Nationalgeographic.co.id—Berdasarkan penelitian dari Perserikatan Bangsa-Bangsa (PBB), konsentrasi karbon dioksida di atmosfer Bumi telah mencapai titik tertinggi yang belum pernah terjadi sebelumnya dalam kurun waktu 800.000 tahun terakhir.
Lebih lanjut, tahun 2024 diprediksi akan menjadi tahun terpanas yang pernah tercatat dalam sejarah pengamatan, sekaligus menjadi tahun pertama di mana suhu global melampaui batas kritis 1,5 derajat Celsius di atas tingkat suhu pada era pra-industri.
Dalam penilaian iklim tahunan yang dilakukan oleh Organisasi Meteorologi Dunia (World Meteorological Organization/WMO) PBB, dinyatakan bahwa tanda-tanda perubahan iklim yang disebabkan oleh aktivitas manusia telah mencapai titik tertinggi pada tahun sebelumnya.
Tingkat gas rumah kaca yang memecahkan rekor, yang diperparah oleh fenomena cuaca El Niño dan berbagai faktor lainnya, menjadi penyebab utama terjadinya rekor panas global tersebut.
Dilansir Financial Times, Sekretaris Jenderal PBB, António Guterres, menyampaikan keprihatinannya dengan mengatakan, "Planet kita mengeluarkan lebih banyak sinyal bahaya," dan mendesak para pemimpin dunia untuk segera mengambil tindakan iklim yang lebih signifikan.
Pernyataan ini muncul setelah adanya tindakan dari mantan Presiden Donald Trump yang melancarkan serangan luas terhadap berbagai kebijakan lingkungan, termasuk keputusannya untuk menarik kembali Amerika Serikat dari perjanjian iklim Paris untuk yang kedua kalinya.
Suhu permukaan rata-rata global pada tahun 2024 tercatat sebesar 1,55 derajat Celsius di atas rata-rata suhu pada periode 1850-1900, dengan margin ketidakpastian sebesar 0,13 derajat Celsius.
Data ini menjadikan tahun lalu sebagai tahun terpanas dalam catatan observasi suhu selama 175 tahun terakhir, yang merupakan hasil pengumpulan data dari berbagai negara anggota dan lembaga mitra.
Rekor suhu yang terlampaui ini telah berkontribusi pada peningkatan intensitas badai dan bencana alam terkait cuaca lainnya, dengan setidaknya 151 peristiwa cuaca ekstrem yang "belum pernah terjadi sebelumnya" tercatat pada tahun 2024.
Stefan Rahmstorf, kepala departemen penelitian di Potsdam Institute for Climate Impact Research, menyatakan bahwa "Jutaan orang semakin menderita akibat perubahan iklim dalam bentuk gelombang panas yang ekstrem, banjir yang meluas, kekeringan yang berkepanjangan, badai yang dahsyat, dan kenaikan permukaan laut yang mengancam."
Lebih lanjut, Stefan Rahmstorf menegaskan bahwa "Kita hanya dapat menghentikan tren pemanasan dengan keluar dari bahan bakar fosil, dan kita harus melakukannya dengan cepat."
Baca Juga: Apa yang Dimaksud dengan Net Zero Terkait Emisi Karbon?

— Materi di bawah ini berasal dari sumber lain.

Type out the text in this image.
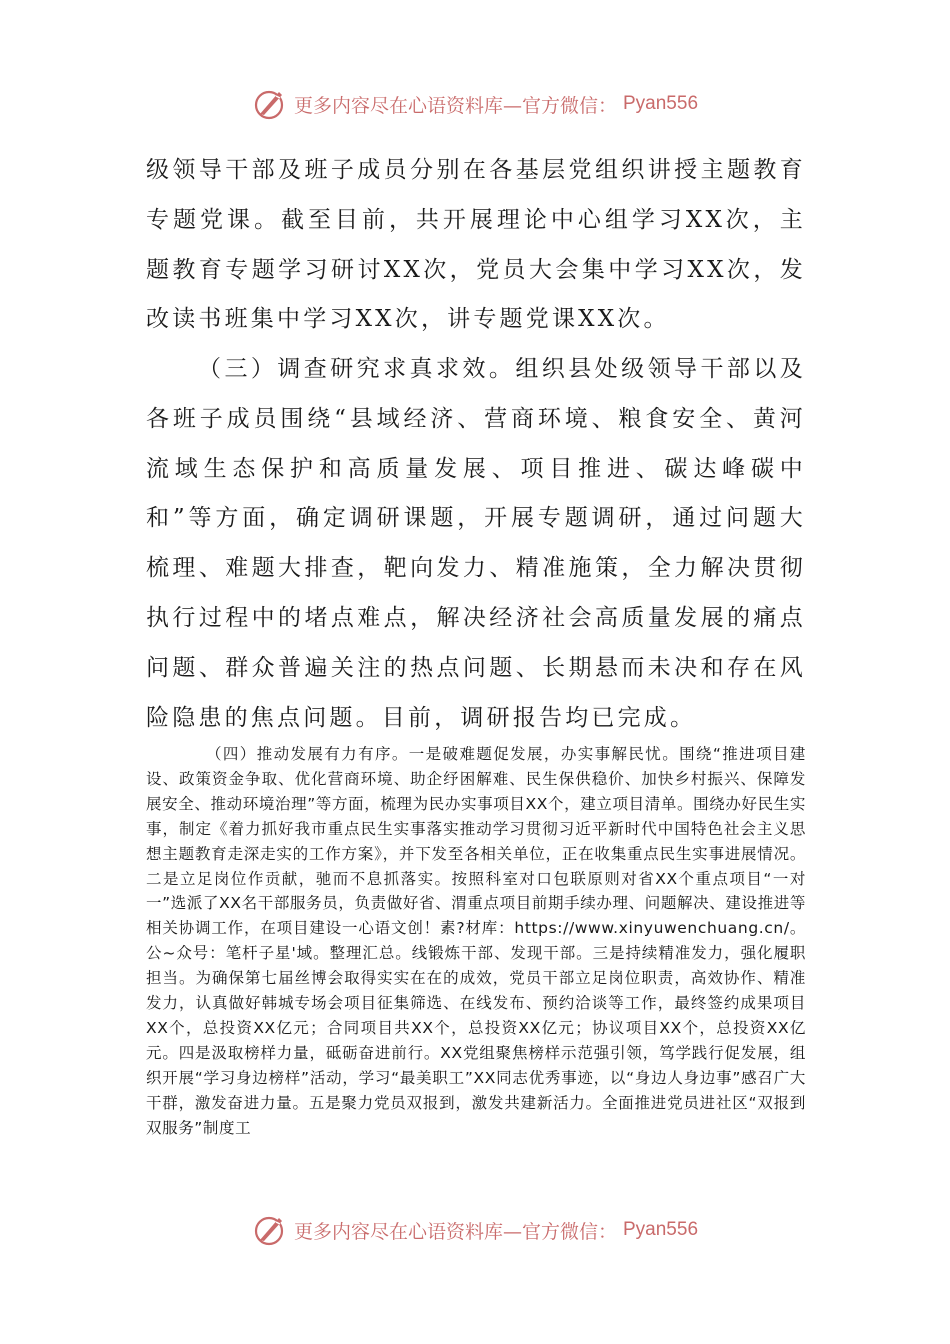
更多内容尽在心语资料库—官方微信： Pyan556

级领导干部及班子成员分别在各基层党组织讲授主题教育专题党课。截至目前，共开展理论中心组学习XX次，主题教育专题学习研讨XX次，党员大会集中学习XX次，发改读书班集中学习XX次，讲专题党课XX次。

（三）调查研究求真求效。组织县处级领导干部以及各班子成员围绕“县域经济、营商环境、粮食安全、黄河流域生态保护和高质量发展、项目推进、碳达峰碳中和”等方面，确定调研课题，开展专题调研，通过问题大梳理、难题大排查，靶向发力、精准施策，全力解决贯彻执行过程中的堵点难点，解决经济社会高质量发展的痛点问题、群众普遍关注的热点问题、长期悬而未决和存在风险隐患的焦点问题。目前，调研报告均已完成。

（四）推动发展有力有序。一是破难题促发展，办实事解民忧。围绕“推进项目建设、政策资金争取、优化营商环境、助企纾困解难、民生保供稳价、加快乡村振兴、保障发展安全、推动环境治理”等方面，梳理为民办实事项目XX个，建立项目清单。围绕办好民生实事，制定《着力抓好我市重点民生实事落实推动学习贯彻习近平新时代中国特色社会主义思想主题教育走深走实的工作方案》，并下发至各相关单位，正在收集重点民生实事进展情况。二是立足岗位作贡献，驰而不息抓落实。按照科室对口包联原则对省XX个重点项目“一对一”选派了XX名干部服务员，负责做好省、渭重点项目前期手续办理、问题解决、建设推进等相关协调工作，在项目建设一心语文创！素?材库：https://www.xinyuwenchuang.cn/。公~众号：笔杆子星'域。整理汇总。线锻炼干部、发现干部。三是持续精准发力，强化履职担当。为确保第七届丝博会取得实实在在的成效，党员干部立足岗位职责，高效协作、精准发力，认真做好韩城专场会项目征集筛选、在线发布、预约洽谈等工作，最终签约成果项目XX个，总投资XX亿元；合同项目共XX个，总投资XX亿元；协议项目XX个，总投资XX亿元。四是汲取榜样力量，砥砺奋进前行。XX党组聚焦榜样示范强引领，笃学践行促发展，组织开展“学习身边榜样”活动，学习“最美职工”XX同志优秀事迹，以“身边人身边事”感召广大干群，激发奋进力量。五是聚力党员双报到，激发共建新活力。全面推进党员进社区“双报到双服务”制度工

更多内容尽在心语资料库—官方微信： Pyan556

Kenapa Ini Penting?
Beliau juga menambahkan, "Mengabaikan kenyataan, menyangkal hukum fisika, dan membungkam para ilmuwan hanya akan menyebabkan kerugian, dan rakyat biasa akan membayar harganya."
Meskipun suhu global pada tahun 2024 melampaui 1,5 derajat Celsius di atas tingkat pra-industri, hal ini belum secara otomatis melanggar tujuan jangka panjang dari perjanjian Paris untuk membatasi kenaikan suhu global hingga 1,5 derajat Celsius, yang perhitungannya didasarkan pada rata-rata suhu selama beberapa dekade.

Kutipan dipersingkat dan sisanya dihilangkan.